Along the X axis are revision numbers, and on our system the graph will show you the commit messages and the usernames of everyone who committed for each revision when you mouse over the data points.  We also make the graph very user-friendly with a “green lines are good, red lines are bad” design. Clicking on a data point will bring you to our internal source code repository browser.

Throughput, which is shown in the above graph, is only one side of the story. What about the run time of the system during the issue with revision 346626?

The multiple trend lines in this graph represent the timings reported by each instrumentation layer in this component. In the case above the graph is saying that the issue is not with CPU time consumed by the component (that trend is flat), but is instead with time spent in the database. This helps us quickly narrow down where to start looking for the cause of the performance problem. In this example, the developer fixed the issue quickly because the developer had notification of the failed test within an hour of check-in and had all the tools and data needed to isolate and resolve the problem.

At ITA we have environments we use to run large-scale performance tests, but the setup, execution and analysis for such tests are very expensive in terms of computers (many hundreds) and people (tens for what may be a few weeks for a single test). Those resources aren’t cheap, and the wins from automating performance testing finding a single bug save us more then the cost of the computers and people we invested in building this system — and we routinely see 2-3 performance regressions in a month.
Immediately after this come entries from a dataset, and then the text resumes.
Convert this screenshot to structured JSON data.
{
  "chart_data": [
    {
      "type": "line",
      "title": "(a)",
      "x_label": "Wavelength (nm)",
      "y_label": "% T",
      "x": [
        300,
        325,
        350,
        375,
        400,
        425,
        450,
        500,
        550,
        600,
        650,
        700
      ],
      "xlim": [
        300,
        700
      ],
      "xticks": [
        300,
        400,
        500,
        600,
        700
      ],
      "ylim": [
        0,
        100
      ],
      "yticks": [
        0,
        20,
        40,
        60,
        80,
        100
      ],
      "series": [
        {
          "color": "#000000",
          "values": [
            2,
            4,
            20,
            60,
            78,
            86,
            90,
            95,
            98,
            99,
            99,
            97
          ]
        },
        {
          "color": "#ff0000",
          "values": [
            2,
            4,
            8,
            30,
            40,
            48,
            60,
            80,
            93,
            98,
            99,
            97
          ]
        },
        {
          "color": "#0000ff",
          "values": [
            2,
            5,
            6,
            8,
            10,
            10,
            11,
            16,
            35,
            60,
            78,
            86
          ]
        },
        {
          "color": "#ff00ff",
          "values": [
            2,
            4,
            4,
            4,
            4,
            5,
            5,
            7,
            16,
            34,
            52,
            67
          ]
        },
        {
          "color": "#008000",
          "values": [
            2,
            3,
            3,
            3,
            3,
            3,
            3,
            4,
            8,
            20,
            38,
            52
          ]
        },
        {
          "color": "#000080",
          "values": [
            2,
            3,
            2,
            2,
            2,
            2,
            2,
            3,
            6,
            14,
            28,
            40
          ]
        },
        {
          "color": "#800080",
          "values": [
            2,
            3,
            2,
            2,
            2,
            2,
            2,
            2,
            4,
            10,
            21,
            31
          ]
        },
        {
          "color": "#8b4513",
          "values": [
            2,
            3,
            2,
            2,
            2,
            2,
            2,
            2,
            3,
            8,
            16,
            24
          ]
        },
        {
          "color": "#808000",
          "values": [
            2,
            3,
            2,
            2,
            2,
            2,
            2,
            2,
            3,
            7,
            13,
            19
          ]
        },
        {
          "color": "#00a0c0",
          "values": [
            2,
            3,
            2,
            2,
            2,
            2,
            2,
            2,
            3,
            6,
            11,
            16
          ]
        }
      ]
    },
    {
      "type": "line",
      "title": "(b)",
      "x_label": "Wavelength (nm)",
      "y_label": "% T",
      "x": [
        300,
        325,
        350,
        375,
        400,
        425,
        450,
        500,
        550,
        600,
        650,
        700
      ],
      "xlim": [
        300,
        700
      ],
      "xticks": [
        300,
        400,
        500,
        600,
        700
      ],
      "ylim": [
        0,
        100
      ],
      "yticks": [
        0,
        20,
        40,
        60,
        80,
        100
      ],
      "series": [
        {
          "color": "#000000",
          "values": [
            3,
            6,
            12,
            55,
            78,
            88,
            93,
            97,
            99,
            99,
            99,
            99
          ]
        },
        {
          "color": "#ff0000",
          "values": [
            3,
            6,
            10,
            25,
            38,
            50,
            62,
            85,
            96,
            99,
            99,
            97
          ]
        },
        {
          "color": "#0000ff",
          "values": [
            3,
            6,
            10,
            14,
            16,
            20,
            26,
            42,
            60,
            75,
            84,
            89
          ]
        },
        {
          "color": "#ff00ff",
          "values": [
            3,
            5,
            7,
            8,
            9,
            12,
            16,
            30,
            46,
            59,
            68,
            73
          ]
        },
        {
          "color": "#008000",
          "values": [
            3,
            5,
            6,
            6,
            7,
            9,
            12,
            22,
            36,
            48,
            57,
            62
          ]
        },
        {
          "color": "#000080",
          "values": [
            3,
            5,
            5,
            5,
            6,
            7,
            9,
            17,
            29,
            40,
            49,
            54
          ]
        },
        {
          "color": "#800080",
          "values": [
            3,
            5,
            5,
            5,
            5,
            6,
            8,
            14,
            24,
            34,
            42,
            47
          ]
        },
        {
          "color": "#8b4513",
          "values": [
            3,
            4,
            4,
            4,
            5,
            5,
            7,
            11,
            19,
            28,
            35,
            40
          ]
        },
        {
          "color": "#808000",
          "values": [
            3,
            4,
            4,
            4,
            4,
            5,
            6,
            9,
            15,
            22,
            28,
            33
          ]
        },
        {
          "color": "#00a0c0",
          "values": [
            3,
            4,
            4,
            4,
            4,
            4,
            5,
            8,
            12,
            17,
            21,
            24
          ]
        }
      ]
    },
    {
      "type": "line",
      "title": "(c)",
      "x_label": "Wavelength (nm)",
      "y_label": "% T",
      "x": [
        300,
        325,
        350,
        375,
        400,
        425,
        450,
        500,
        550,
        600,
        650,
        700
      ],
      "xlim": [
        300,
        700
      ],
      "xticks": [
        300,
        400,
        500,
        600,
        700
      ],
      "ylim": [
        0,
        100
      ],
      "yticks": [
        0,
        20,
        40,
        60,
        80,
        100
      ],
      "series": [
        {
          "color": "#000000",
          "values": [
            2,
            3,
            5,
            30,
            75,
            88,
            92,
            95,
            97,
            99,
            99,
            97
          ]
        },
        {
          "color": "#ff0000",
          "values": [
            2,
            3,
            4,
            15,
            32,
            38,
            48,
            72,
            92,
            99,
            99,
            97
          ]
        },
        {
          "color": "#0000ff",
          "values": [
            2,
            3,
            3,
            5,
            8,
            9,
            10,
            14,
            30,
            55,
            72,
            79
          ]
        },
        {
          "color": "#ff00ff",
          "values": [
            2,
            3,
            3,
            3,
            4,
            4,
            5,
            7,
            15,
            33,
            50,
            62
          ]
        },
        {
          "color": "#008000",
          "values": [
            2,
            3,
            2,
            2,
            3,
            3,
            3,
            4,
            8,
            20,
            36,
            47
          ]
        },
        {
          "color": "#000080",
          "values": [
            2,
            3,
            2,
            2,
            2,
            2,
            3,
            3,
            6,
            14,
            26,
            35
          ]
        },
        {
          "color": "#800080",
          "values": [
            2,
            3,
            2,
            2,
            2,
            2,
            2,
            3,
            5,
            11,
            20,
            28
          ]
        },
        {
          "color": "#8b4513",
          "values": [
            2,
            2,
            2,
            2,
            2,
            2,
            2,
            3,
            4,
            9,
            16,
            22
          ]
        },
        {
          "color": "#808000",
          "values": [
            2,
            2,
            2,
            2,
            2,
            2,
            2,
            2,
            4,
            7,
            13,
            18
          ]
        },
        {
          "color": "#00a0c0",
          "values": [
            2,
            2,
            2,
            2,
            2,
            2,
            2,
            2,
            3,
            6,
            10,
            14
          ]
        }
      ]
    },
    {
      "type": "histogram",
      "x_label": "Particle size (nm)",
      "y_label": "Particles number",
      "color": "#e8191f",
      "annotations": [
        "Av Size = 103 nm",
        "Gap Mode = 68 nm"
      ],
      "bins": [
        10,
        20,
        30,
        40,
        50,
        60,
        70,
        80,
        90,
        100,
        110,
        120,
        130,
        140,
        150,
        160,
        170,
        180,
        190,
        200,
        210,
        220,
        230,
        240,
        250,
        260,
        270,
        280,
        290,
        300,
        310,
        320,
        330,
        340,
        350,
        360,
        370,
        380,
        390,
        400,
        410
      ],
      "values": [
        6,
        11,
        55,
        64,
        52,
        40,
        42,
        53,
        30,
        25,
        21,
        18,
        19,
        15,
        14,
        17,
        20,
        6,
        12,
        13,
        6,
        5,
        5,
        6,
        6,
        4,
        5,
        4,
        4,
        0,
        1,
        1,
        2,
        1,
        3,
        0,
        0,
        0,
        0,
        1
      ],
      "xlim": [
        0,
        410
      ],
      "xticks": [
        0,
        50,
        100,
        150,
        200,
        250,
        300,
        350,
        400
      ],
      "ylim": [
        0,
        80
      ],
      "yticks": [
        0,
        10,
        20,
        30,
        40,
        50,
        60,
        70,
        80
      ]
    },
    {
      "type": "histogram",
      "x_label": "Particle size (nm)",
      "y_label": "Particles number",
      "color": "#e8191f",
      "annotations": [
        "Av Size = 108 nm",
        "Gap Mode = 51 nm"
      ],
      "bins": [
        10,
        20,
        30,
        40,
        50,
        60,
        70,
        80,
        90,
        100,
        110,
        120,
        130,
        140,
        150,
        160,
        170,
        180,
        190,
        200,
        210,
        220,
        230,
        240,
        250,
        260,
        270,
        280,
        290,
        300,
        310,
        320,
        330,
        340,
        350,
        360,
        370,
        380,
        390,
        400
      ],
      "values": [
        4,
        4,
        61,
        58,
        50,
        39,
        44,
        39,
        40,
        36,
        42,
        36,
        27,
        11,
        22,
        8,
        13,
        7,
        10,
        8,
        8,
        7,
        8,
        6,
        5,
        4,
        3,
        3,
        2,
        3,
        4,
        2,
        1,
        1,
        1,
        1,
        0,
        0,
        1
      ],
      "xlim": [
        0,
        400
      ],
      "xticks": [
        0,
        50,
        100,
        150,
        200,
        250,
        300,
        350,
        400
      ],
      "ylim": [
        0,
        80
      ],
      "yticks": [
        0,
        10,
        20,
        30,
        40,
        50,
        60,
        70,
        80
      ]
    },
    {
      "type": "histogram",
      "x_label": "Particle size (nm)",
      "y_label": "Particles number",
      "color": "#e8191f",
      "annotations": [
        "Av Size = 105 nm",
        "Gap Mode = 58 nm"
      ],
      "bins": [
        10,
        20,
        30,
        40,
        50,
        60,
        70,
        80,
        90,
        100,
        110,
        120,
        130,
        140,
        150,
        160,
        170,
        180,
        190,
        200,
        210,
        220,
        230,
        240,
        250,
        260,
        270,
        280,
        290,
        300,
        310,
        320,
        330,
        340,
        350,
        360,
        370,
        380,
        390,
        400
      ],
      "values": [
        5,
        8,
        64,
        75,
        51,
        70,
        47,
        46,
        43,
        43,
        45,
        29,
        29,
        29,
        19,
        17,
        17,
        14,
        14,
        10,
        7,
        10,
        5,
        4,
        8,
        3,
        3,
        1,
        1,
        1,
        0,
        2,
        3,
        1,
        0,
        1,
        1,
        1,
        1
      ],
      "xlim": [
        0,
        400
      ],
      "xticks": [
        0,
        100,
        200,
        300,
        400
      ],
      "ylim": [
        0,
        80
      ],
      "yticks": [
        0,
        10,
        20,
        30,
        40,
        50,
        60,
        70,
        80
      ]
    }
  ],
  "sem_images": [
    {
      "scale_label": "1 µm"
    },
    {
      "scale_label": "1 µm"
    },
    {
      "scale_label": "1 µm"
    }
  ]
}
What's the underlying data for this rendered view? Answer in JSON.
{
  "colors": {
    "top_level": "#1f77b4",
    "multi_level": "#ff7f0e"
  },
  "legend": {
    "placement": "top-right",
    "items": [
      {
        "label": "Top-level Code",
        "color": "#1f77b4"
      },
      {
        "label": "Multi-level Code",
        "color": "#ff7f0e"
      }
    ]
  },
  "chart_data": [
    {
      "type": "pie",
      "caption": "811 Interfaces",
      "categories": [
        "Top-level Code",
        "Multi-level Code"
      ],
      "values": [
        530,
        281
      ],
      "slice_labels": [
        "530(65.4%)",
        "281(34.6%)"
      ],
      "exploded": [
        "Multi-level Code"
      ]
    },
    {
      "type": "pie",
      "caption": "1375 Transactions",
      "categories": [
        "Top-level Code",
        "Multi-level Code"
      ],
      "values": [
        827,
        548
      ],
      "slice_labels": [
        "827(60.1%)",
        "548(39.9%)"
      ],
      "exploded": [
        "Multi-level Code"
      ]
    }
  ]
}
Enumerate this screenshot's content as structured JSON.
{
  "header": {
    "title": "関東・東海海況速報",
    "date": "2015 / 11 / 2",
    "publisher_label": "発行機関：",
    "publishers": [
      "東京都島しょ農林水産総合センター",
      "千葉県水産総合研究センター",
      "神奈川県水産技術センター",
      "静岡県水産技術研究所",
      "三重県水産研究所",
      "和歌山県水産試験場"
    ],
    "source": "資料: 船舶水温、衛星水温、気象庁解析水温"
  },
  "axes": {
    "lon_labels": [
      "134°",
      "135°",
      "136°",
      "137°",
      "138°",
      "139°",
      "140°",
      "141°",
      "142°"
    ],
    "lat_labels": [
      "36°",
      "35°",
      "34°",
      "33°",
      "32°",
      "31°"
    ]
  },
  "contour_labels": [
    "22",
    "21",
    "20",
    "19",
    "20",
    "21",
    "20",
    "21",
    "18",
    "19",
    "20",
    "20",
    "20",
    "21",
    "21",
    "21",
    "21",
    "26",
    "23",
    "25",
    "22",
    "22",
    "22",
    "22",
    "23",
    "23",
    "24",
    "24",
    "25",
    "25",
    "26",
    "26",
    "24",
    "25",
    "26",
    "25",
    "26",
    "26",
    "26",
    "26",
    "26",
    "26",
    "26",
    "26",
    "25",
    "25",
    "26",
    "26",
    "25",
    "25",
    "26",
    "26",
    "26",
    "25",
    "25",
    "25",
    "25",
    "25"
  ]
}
It doesn’t take many computing resources to build a system like the one I’ve described. Here are some tips for doing this yourself:

  • Use real machines, as virtual machines suffer from the other guests on the same machine
  • Define a fixed workload you can replay via your load generation tool as this lets you establish a baseline to trend and alert from
  • Make sure your workload represents the majority of the types of load you’d see in production
  • Start simple and add metrics and instrumentation as you need them, not before
  • Don’t worry about fancy presentation of the results – it is more important that you start getting results
  • Publicize your testing system widely once it is up and running to help spread a philosophy of continuous testing in your organization

If you’ve got any questions I’d be happy to answer them in the comments and would love to hear about any systems like this that other people have built.